In the long drop, those planning the execution calculate the drop distance required to break the subject's neck based on his or her weight, height and build.

They typically aim to get the body moving quickly enough after the trap door opens to produce between 1,000 and 1,250 foot-pounds of torque on the neck when the noose jerks tight. This distance can be anywhere from 5 to 9 feet (1.5 to 2.7 meters).

With the knot of the noose placed at the left side of the subject's neck, under the jaw, the jolt to the neck at the end of the drop is enough to break or dislocate a neck bone called the axis, which in turn should sever the spinal cord.

In some cases, the hangman jerks up on the rope at the precise moment when the drop is ending in order to facilitate the breakage.

The convictions of Jamaat-e-Islami leaders have outraged supporters, who have been on a three-day strike, due to end on Monday, in protest at Nizami's sentencing last Week.

There are different estimates for the number of people killed in the nine-month Bangladeshi war of secession from Pakistan in 1971.

Government figures suggest as many as three million people died, while some say that figure is too high and unverifiable.

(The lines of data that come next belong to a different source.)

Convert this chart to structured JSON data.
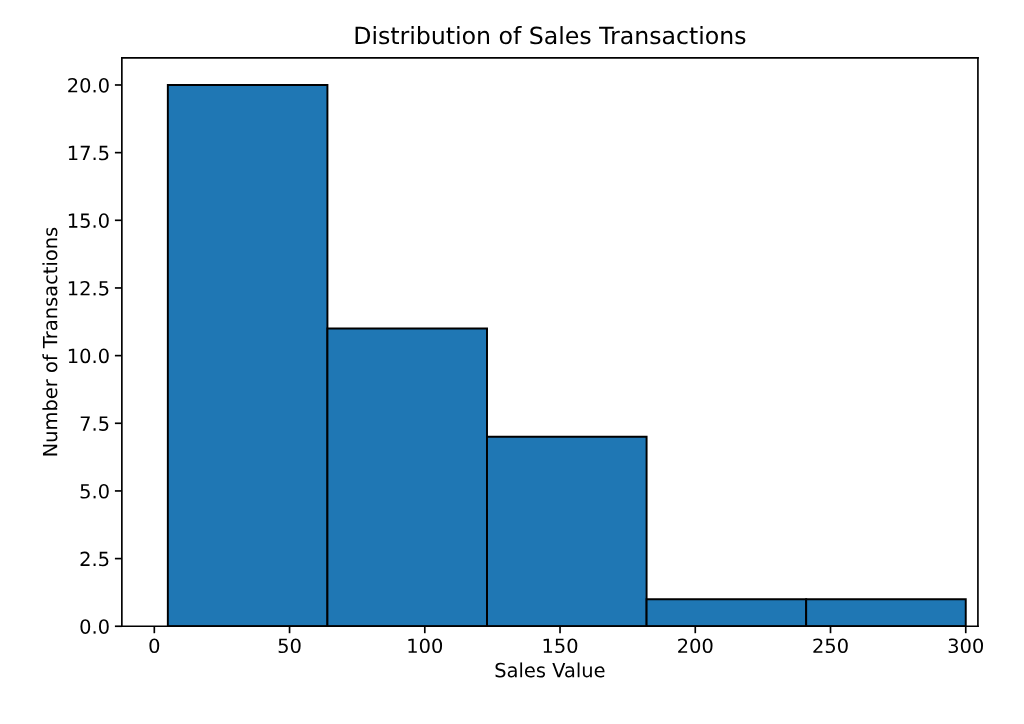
{
  "chart_data": {
    "type": "histogram",
    "title": "Distribution of Sales Transactions",
    "xlabel": "Sales Value",
    "ylabel": "Number of Transactions",
    "bins": [
      5,
      64,
      123,
      182,
      241,
      300
    ],
    "values": [
      20,
      11,
      7,
      1,
      1
    ],
    "color": "#1f77b4",
    "xlim": [
      -12,
      304.5
    ],
    "xticks": [
      0,
      50,
      100,
      150,
      200,
      250,
      300
    ],
    "ylim": [
      0,
      21
    ],
    "yticks": [
      {
        "value": 0,
        "label": "0.0"
      },
      {
        "value": 2.5,
        "label": "2.5"
      },
      {
        "value": 5,
        "label": "5.0"
      },
      {
        "value": 7.5,
        "label": "7.5"
      },
      {
        "value": 10,
        "label": "10.0"
      },
      {
        "value": 12.5,
        "label": "12.5"
      },
      {
        "value": 15,
        "label": "15.0"
      },
      {
        "value": 17.5,
        "label": "17.5"
      },
      {
        "value": 20,
        "label": "20.0"
      }
    ],
    "grid": false,
    "legend": false
  }
}
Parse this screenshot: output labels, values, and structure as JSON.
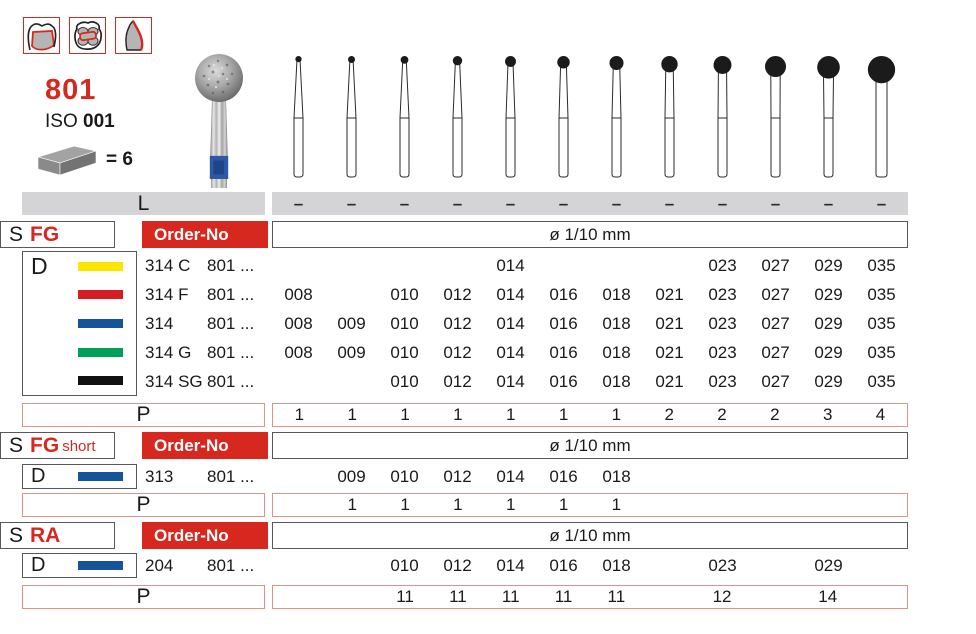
{
  "colors": {
    "accent_red": "#d7281f",
    "bar_gray": "#d4d4d6",
    "box_border_gray": "#58585a",
    "p_row_border": "#dd9387"
  },
  "header": {
    "figure_number": "801",
    "iso_prefix": "ISO",
    "iso_number": "001",
    "pack_qty_label": "= 6",
    "indication_icons": [
      {
        "name": "anterior-tooth-icon"
      },
      {
        "name": "molar-occlusal-icon"
      },
      {
        "name": "tooth-profile-icon"
      }
    ]
  },
  "l_row": {
    "label": "L",
    "values": [
      "–",
      "–",
      "–",
      "–",
      "–",
      "–",
      "–",
      "–",
      "–",
      "–",
      "–",
      "–"
    ]
  },
  "bur_row": {
    "ball_codes": [
      8,
      9,
      10,
      12,
      14,
      16,
      18,
      21,
      23,
      27,
      29,
      35
    ]
  },
  "sections": {
    "fg": {
      "s_label": "S",
      "type_label": "FG",
      "type_suffix": "",
      "order_label": "Order-No",
      "diameter_header": "ø 1/10 mm",
      "d_label": "D",
      "rows": [
        {
          "swatch": "#fce500",
          "code": "314 C",
          "series": "801 ...",
          "values": [
            "",
            "",
            "",
            "",
            "014",
            "",
            "",
            "",
            "023",
            "027",
            "029",
            "035"
          ]
        },
        {
          "swatch": "#d41e24",
          "code": "314 F",
          "series": "801 ...",
          "values": [
            "008",
            "",
            "010",
            "012",
            "014",
            "016",
            "018",
            "021",
            "023",
            "027",
            "029",
            "035"
          ]
        },
        {
          "swatch": "#15549b",
          "code": "314",
          "series": "801 ...",
          "values": [
            "008",
            "009",
            "010",
            "012",
            "014",
            "016",
            "018",
            "021",
            "023",
            "027",
            "029",
            "035"
          ]
        },
        {
          "swatch": "#00a058",
          "code": "314 G",
          "series": "801 ...",
          "values": [
            "008",
            "009",
            "010",
            "012",
            "014",
            "016",
            "018",
            "021",
            "023",
            "027",
            "029",
            "035"
          ]
        },
        {
          "swatch": "#111111",
          "code": "314 SG",
          "series": "801 ...",
          "values": [
            "",
            "",
            "010",
            "012",
            "014",
            "016",
            "018",
            "021",
            "023",
            "027",
            "029",
            "035"
          ]
        }
      ],
      "p_label": "P",
      "p_values": [
        "1",
        "1",
        "1",
        "1",
        "1",
        "1",
        "1",
        "2",
        "2",
        "2",
        "3",
        "4"
      ]
    },
    "fg_short": {
      "s_label": "S",
      "type_label": "FG",
      "type_suffix": "short",
      "order_label": "Order-No",
      "diameter_header": "ø 1/10 mm",
      "d_label": "D",
      "rows": [
        {
          "swatch": "#15549b",
          "code": "313",
          "series": "801 ...",
          "values": [
            "",
            "009",
            "010",
            "012",
            "014",
            "016",
            "018",
            "",
            "",
            "",
            "",
            ""
          ]
        }
      ],
      "p_label": "P",
      "p_values": [
        "",
        "1",
        "1",
        "1",
        "1",
        "1",
        "1",
        "",
        "",
        "",
        "",
        ""
      ]
    },
    "ra": {
      "s_label": "S",
      "type_label": "RA",
      "type_suffix": "",
      "order_label": "Order-No",
      "diameter_header": "ø 1/10 mm",
      "d_label": "D",
      "rows": [
        {
          "swatch": "#15549b",
          "code": "204",
          "series": "801 ...",
          "values": [
            "",
            "",
            "010",
            "012",
            "014",
            "016",
            "018",
            "",
            "023",
            "",
            "029",
            ""
          ]
        }
      ],
      "p_label": "P",
      "p_values": [
        "",
        "",
        "11",
        "11",
        "11",
        "11",
        "11",
        "",
        "12",
        "",
        "14",
        ""
      ]
    }
  }
}
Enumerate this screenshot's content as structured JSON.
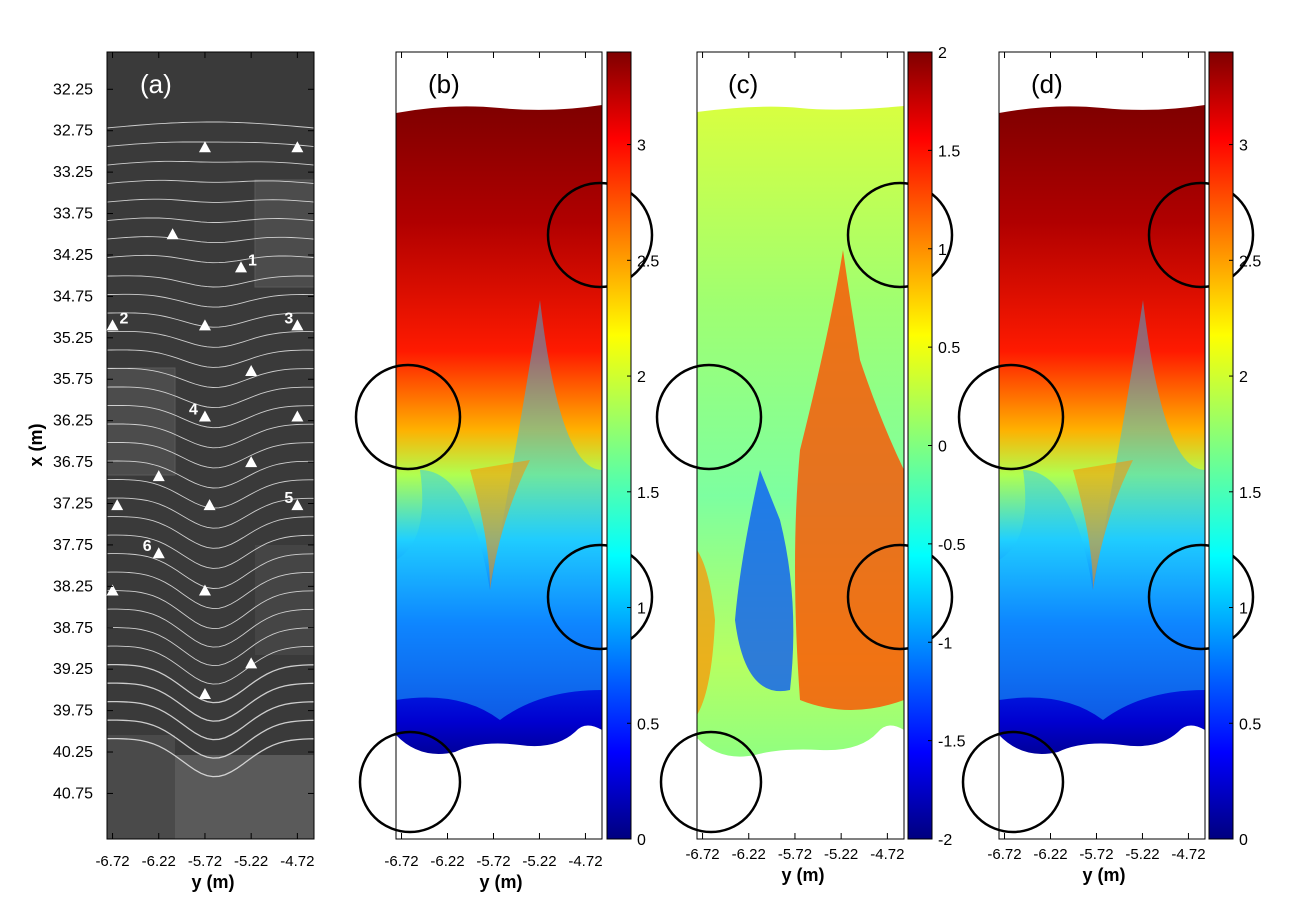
{
  "chart_data": [
    {
      "panel": "(a)",
      "type": "image",
      "xlabel": "y (m)",
      "ylabel": "x (m)",
      "xticks": [
        "-6.72",
        "-6.22",
        "-5.72",
        "-5.22",
        "-4.72"
      ],
      "xlim": [
        -6.78,
        -4.54
      ],
      "ylim": [
        31.8,
        41.3
      ],
      "yticks": [
        "32.25",
        "32.75",
        "33.25",
        "33.75",
        "34.25",
        "34.75",
        "35.25",
        "35.75",
        "36.25",
        "36.75",
        "37.25",
        "37.75",
        "38.25",
        "38.75",
        "39.25",
        "39.75",
        "40.25",
        "40.75"
      ],
      "gauges": [
        {
          "y": -5.72,
          "x": 32.95,
          "label": ""
        },
        {
          "y": -4.72,
          "x": 32.95,
          "label": ""
        },
        {
          "y": -6.07,
          "x": 34.0,
          "label": ""
        },
        {
          "y": -5.33,
          "x": 34.4,
          "label": "1"
        },
        {
          "y": -6.72,
          "x": 35.1,
          "label": "2"
        },
        {
          "y": -5.72,
          "x": 35.1,
          "label": ""
        },
        {
          "y": -4.72,
          "x": 35.1,
          "label": "3"
        },
        {
          "y": -5.22,
          "x": 35.65,
          "label": ""
        },
        {
          "y": -5.72,
          "x": 36.2,
          "label": "4"
        },
        {
          "y": -4.72,
          "x": 36.2,
          "label": ""
        },
        {
          "y": -5.22,
          "x": 36.75,
          "label": ""
        },
        {
          "y": -6.22,
          "x": 36.92,
          "label": ""
        },
        {
          "y": -6.67,
          "x": 37.27,
          "label": ""
        },
        {
          "y": -5.67,
          "x": 37.27,
          "label": ""
        },
        {
          "y": -4.72,
          "x": 37.27,
          "label": "5"
        },
        {
          "y": -6.22,
          "x": 37.85,
          "label": "6"
        },
        {
          "y": -6.72,
          "x": 38.3,
          "label": ""
        },
        {
          "y": -5.72,
          "x": 38.3,
          "label": ""
        },
        {
          "y": -5.22,
          "x": 39.18,
          "label": ""
        },
        {
          "y": -5.72,
          "x": 39.55,
          "label": ""
        }
      ]
    },
    {
      "panel": "(b)",
      "type": "heatmap",
      "xlabel": "y (m)",
      "xticks": [
        "-6.72",
        "-6.22",
        "-5.72",
        "-5.22",
        "-4.72"
      ],
      "colorbar": {
        "min": 0,
        "max": 3.4,
        "ticks": [
          "0",
          "0.5",
          "1",
          "1.5",
          "2",
          "2.5",
          "3"
        ]
      }
    },
    {
      "panel": "(c)",
      "type": "heatmap",
      "xlabel": "y (m)",
      "xticks": [
        "-6.72",
        "-6.22",
        "-5.72",
        "-5.22",
        "-4.72"
      ],
      "colorbar": {
        "min": -2,
        "max": 2,
        "ticks": [
          "-2",
          "-1.5",
          "-1",
          "-0.5",
          "0",
          "0.5",
          "1",
          "1.5",
          "2"
        ]
      }
    },
    {
      "panel": "(d)",
      "type": "heatmap",
      "xlabel": "y (m)",
      "xticks": [
        "-6.72",
        "-6.22",
        "-5.72",
        "-5.22",
        "-4.72"
      ],
      "colorbar": {
        "min": 0,
        "max": 3.4,
        "ticks": [
          "0",
          "0.5",
          "1",
          "1.5",
          "2",
          "2.5",
          "3"
        ]
      }
    }
  ],
  "colors": {
    "jet": [
      "#00007f",
      "#0000ff",
      "#0080ff",
      "#00ffff",
      "#80ff80",
      "#ffff00",
      "#ff8000",
      "#ff0000",
      "#7f0000"
    ],
    "photo_bg": "#3a3a3a",
    "contour": "#e8e8e8"
  }
}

Prime Minister Sheikh Hasina set up the war crimes tribunal in 2010 to look into abuses during the independence war.

The first person the tribunal executed was Jamaat-e-Islami senior leader Abdul Kader Mullah last December.

But earlier this year the Supreme Court overturned the death sentence passed against another senior JI leader, Delwar Hossain Sayeedi, commuting it to life imprisonment.

Critics of the controversial court say the government is using the tribunal to target political opponents. 

But the Awami League, which leads the current government, says it is necessary to help the country come to terms with its past.


Violent clashes across Bangladesh over the tribunal's verdicts in 2013 left about 100 people dead, BBC Bengali's Akbar Hossein reports.